THE PHASES: EARLY WARNING, ALARM, EMERGENCY
1. EARLY WARNING PHASE
– This stage is triggered when there are “concrete, serious and reliable indications that an event may occur which is likely to lead to a significant deterioration of the gas supply situation and probably to the alarm or emergency level.”
– Gas companies continue to ensure supplies, there are no supply disruptions yet.
– Gas transmission system operators (TSOs), or network operators, update Germany’s Economy Ministry at least once a day on the supply situation.
– Electricity TSOs coordinate to ensure the stability of their grids.
– Gas suppliers advise the government and are part of the crisis team.
– The government immediately informs the European Commission about potential further measures, which can include revoking the early emergency status if the conditions are no longer met.
2. ALARM PHASE
– This stage is triggered when there “is a disruption in the gas supply or an exceptionally high demand for gas which leads to a significant deterioration of the gas supply situation, but the market is still able to cope with this disruption or demand without the need to take non-market based measures.”
– It kicks in when there is a high risk of long-term supply shortages of gas, and theoretically enables utilities to pass on soaring gas costs to industry and households
– Germany’s Economy Ministry on Thursday said, however, that this clause had not been triggered
– There are no changes compared with the first phase, but all market players, including TSOs and gas suppliers, are under more pressure to balance out disruptions via efficiency and short-term measures such as procuring gas from alternative sources.
3. EMERGENCY PHASE
– This stage is triggered when there “is an exceptionally high demand for gas, a significant disruption in gas supplies or another significant supply situation and all relevant market-based measures have been implemented, but gas supply is insufficient to meet the remaining gas demand so that additional non-market based measures need to be taken, in particular to ensure the supply of gas to protected customers.”

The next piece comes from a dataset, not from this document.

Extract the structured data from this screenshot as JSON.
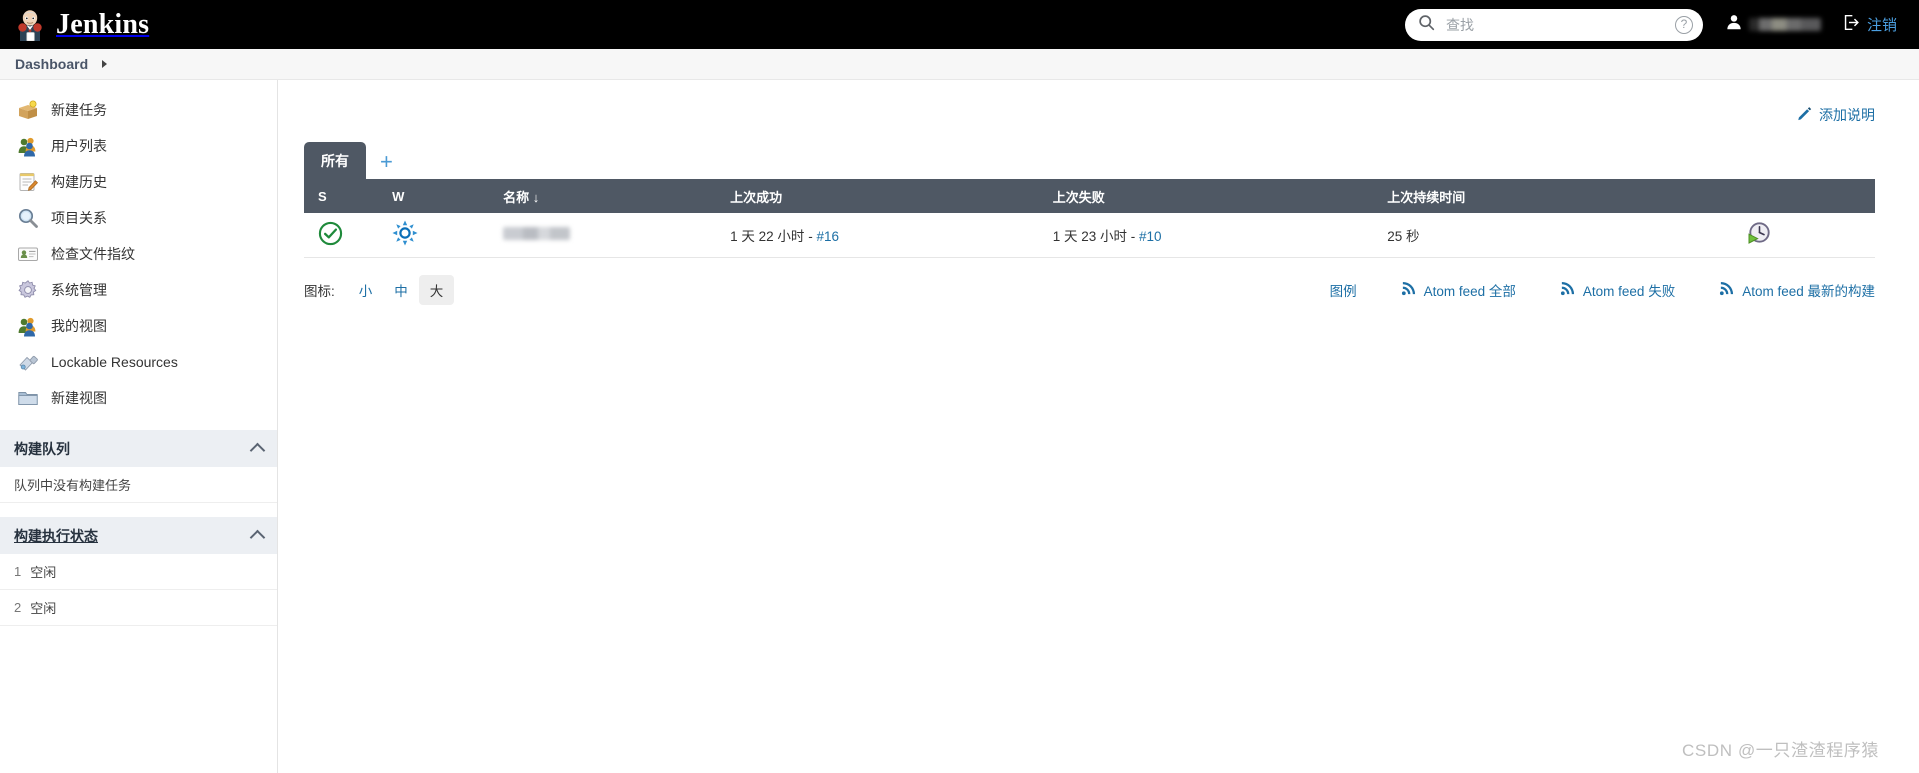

– State intervention kicks in because market fundamentals no longer apply, effectively meaning that remaining gas supplies are rationed.
– This is done by the German network regulator, the Bundesnetzagentur, which is tasked with securing the “vital demand for gas with special consideration of protected customers and minimising consequential damage.”
– In broad brush terms, supply to industry is curtailed first, while households and critical institutions such as hospitals continue to receive available gas.